Added by Winklerbugs (Bart Winkler) about 6 years ago. Updated about 6 years ago.

Status:
Rejected
Assignee:
-
Target version:
-
[ruby-core:84858]

Description

#!/usr/bin/env ruby
aMutantSpeak = [[nil,nil],[nil,nil]]
aDogSpeak = aMutantSpeak.clone
aCatSpeak = aMutantSpeak.clone
aDogSpeak[0][0] = "W"
aCatSpeak[0][0] = "m"
aCatSpeak[0][1] = "e"
aDogSpeak[0][1] = "O"
aCatSpeak[1][0] = "o"
aDogSpeak[1][0] = "O"
aDogSpeak[1][1] = "F"
aCatSpeak[1][1] = "w"
print "aMutantSpeak ", aMutantSpeak
puts
print "aDogSpeak ", aDogSpeak
puts
print "aCatSpeak ", aCatSpeak

#all three arrays are now [["m","O"],["O","w"]]

This is what I wanted:

aMutantSpeak = [[nil,nil],[nil,nil]]

aDogSpeak = [["W","O"],["O","F"]]

aCatSpeak = [["m","e"],["o","w"]]

I think this is what clone should do.


Files

MutantSpeak.rb (402 Bytes) MutantSpeak.rb Winklerbugs (Bart Winkler), 01/14/2018 07:24 PM

Updated by jeremyevans0 (Jeremy Evans) about 6 years ago

  • Status changed from Open to Rejected
  • ruby -v deleted (1.9.3 & 2.2.2)

As documented, Object#clone and Object#dup do shallow copies by default, so this behavior is expected.
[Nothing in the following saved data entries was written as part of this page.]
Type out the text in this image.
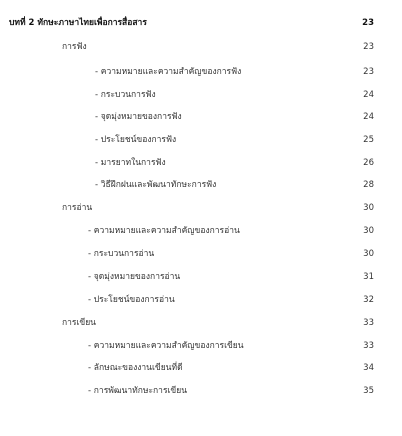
บทที่ 2 ทักษะภาษาไทยเพื่อการสื่อสาร	23
การฟัง	23
- ความหมายและความสำคัญของการฟัง	23
- กระบวนการฟัง	24
- จุดมุ่งหมายของการฟัง	24
- ประโยชน์ของการฟัง	25
- มารยาทในการฟัง	26
- วิธีฝึกฝนและพัฒนาทักษะการฟัง	28
การอ่าน	30
- ความหมายและความสำคัญของการอ่าน	30
- กระบวนการอ่าน	30
- จุดมุ่งหมายของการอ่าน	31
- ประโยชน์ของการอ่าน	32
การเขียน	33
- ความหมายและความสำคัญของการเขียน	33
- ลักษณะของงานเขียนที่ดี	34
- การพัฒนาทักษะการเขียน	35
Create your own class and override initialize_copy (or initialize_dup and initialize_clone) as appropriate for the behavior you want.

One quick alternative for making a deep copy is using Marshal.load(Marshal.dump(obj)), but note that not all objects can be marshalled.